Apart from the harness, Canicross requires very little to participate in. While the sport originated as a cross country activity, we complete our runs in our neighbourhood. Runs aren’t contingent on others, and we can go whenever we’re ready.


I’m not alone in my approach to the activity. Marianne Casey Roy, a member of the East Coast Mushing Facebook page, shared “I’m not a fan of running alone” so her dog “was my motivator” to run. “Having a dog that needs exercise definitely keeps you committed to running.”


"Between the healthy eating, gym exercise and running with Cinder, I’ve started to find fitness."

On the morning of June 9, 2019, as I prepared to head to the Bluenose Marathon to participate in my first 10K race, the scale revealed that I had dropped 50 pounds since my Jan. 2 start. June also marked the first time in my adult life that I had woken up neither in the obese or morbidly obese category. While still sitting in the “overweight” category, there has been significant improvement in my overall health.

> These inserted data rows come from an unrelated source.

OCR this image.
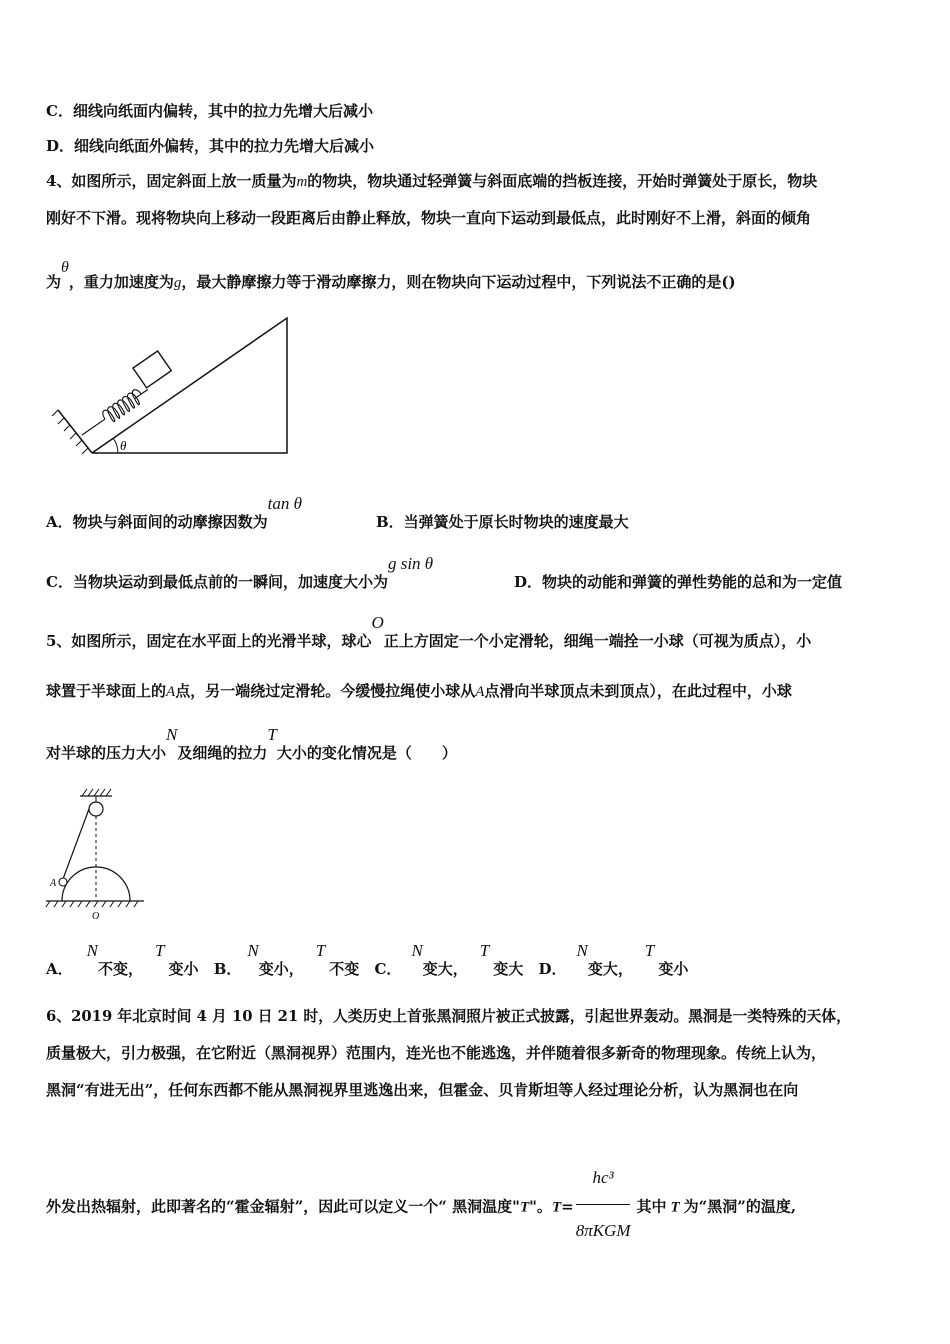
C．细线向纸面内偏转，其中的拉力先增大后减小
D．细线向纸面外偏转，其中的拉力先增大后减小
4、如图所示，固定斜面上放一质量为m的物块，物块通过轻弹簧与斜面底端的挡板连接，开始时弹簧处于原长，物块
刚好不下滑。现将物块向上移动一段距离后由静止释放，物块一直向下运动到最低点，此时刚好不上滑，斜面的倾角
为θ，重力加速度为g，最大静摩擦力等于滑动摩擦力，则在物块向下运动过程中，下列说法不正确的是()
θ
A．物块与斜面间的动摩擦因数为tan θ
B．当弹簧处于原长时物块的速度最大
C．当物块运动到最低点前的一瞬间，加速度大小为g sin θ
D．物块的动能和弹簧的弹性势能的总和为一定值
5、如图所示，固定在水平面上的光滑半球，球心O正上方固定一个小定滑轮，细绳一端拴一小球（可视为质点），小
球置于半球面上的A点，另一端绕过定滑轮。今缓慢拉绳使小球从A点滑向半球顶点未到顶点），在此过程中，小球
对半球的压力大小N及细绳的拉力T大小的变化情况是（　　）
A
O
A．N不变，T变小 B．N变小，T不变 C．N变大，T变大 D．N变大，T变小
6、2019 年北京时间 4 月 10 日 21 时，人类历史上首张黑洞照片被正式披露，引起世界轰动。黑洞是一类特殊的天体，
质量极大，引力极强，在它附近（黑洞视界）范围内，连光也不能逃逸，并伴随着很多新奇的物理现象。传统上认为，
黑洞“有进无出”，任何东西都不能从黑洞视界里逃逸出来，但霍金、贝肯斯坦等人经过理论分析，认为黑洞也在向
外发出热辐射，此即著名的“霍金辐射”，因此可以定义一个“ 黑洞温度"T"。$T= \frac{\text{hc³}}{\text{8πKGM}}$ 其中 T 为“黑洞”的温度,
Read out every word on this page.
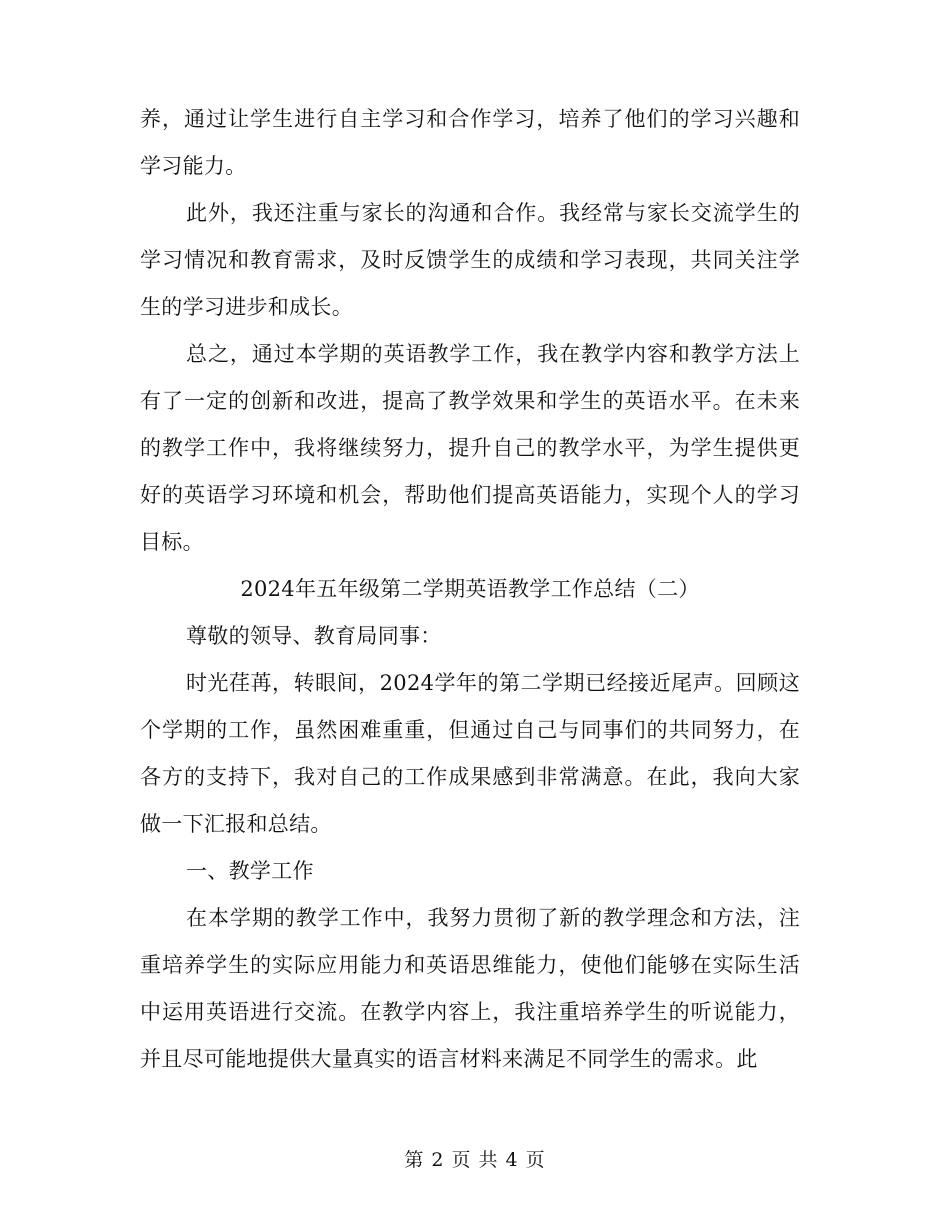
养，通过让学生进行自主学习和合作学习，培养了他们的学习兴趣和学习能力。

此外，我还注重与家长的沟通和合作。我经常与家长交流学生的学习情况和教育需求，及时反馈学生的成绩和学习表现，共同关注学生的学习进步和成长。

总之，通过本学期的英语教学工作，我在教学内容和教学方法上有了一定的创新和改进，提高了教学效果和学生的英语水平。在未来的教学工作中，我将继续努力，提升自己的教学水平，为学生提供更好的英语学习环境和机会，帮助他们提高英语能力，实现个人的学习目标。

2024年五年级第二学期英语教学工作总结（二）

尊敬的领导、教育局同事：

时光荏苒，转眼间，2024学年的第二学期已经接近尾声。回顾这个学期的工作，虽然困难重重，但通过自己与同事们的共同努力，在各方的支持下，我对自己的工作成果感到非常满意。在此，我向大家做一下汇报和总结。

一、教学工作

在本学期的教学工作中，我努力贯彻了新的教学理念和方法，注重培养学生的实际应用能力和英语思维能力，使他们能够在实际生活中运用英语进行交流。在教学内容上，我注重培养学生的听说能力，并且尽可能地提供大量真实的语言材料来满足不同学生的需求。此

第 2 页 共 4 页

As for the Bluenose Race, I completed the 10K in 1:07:18. This was achieved dog-less and is a personal best time. It also marked a significant time improvement in my 10K time from a year ago of 1:24:55.


Two of the most popular hashtags in the Canicross community are #HaveADogHaveATeammate and #6LegsAreBetterThan2.

There is an irony that the secret of finding a healthier lifestyle has always been a prominent part of my life. Cinder and I support each other as teammates. She burns off surplus energy as I burn off calories!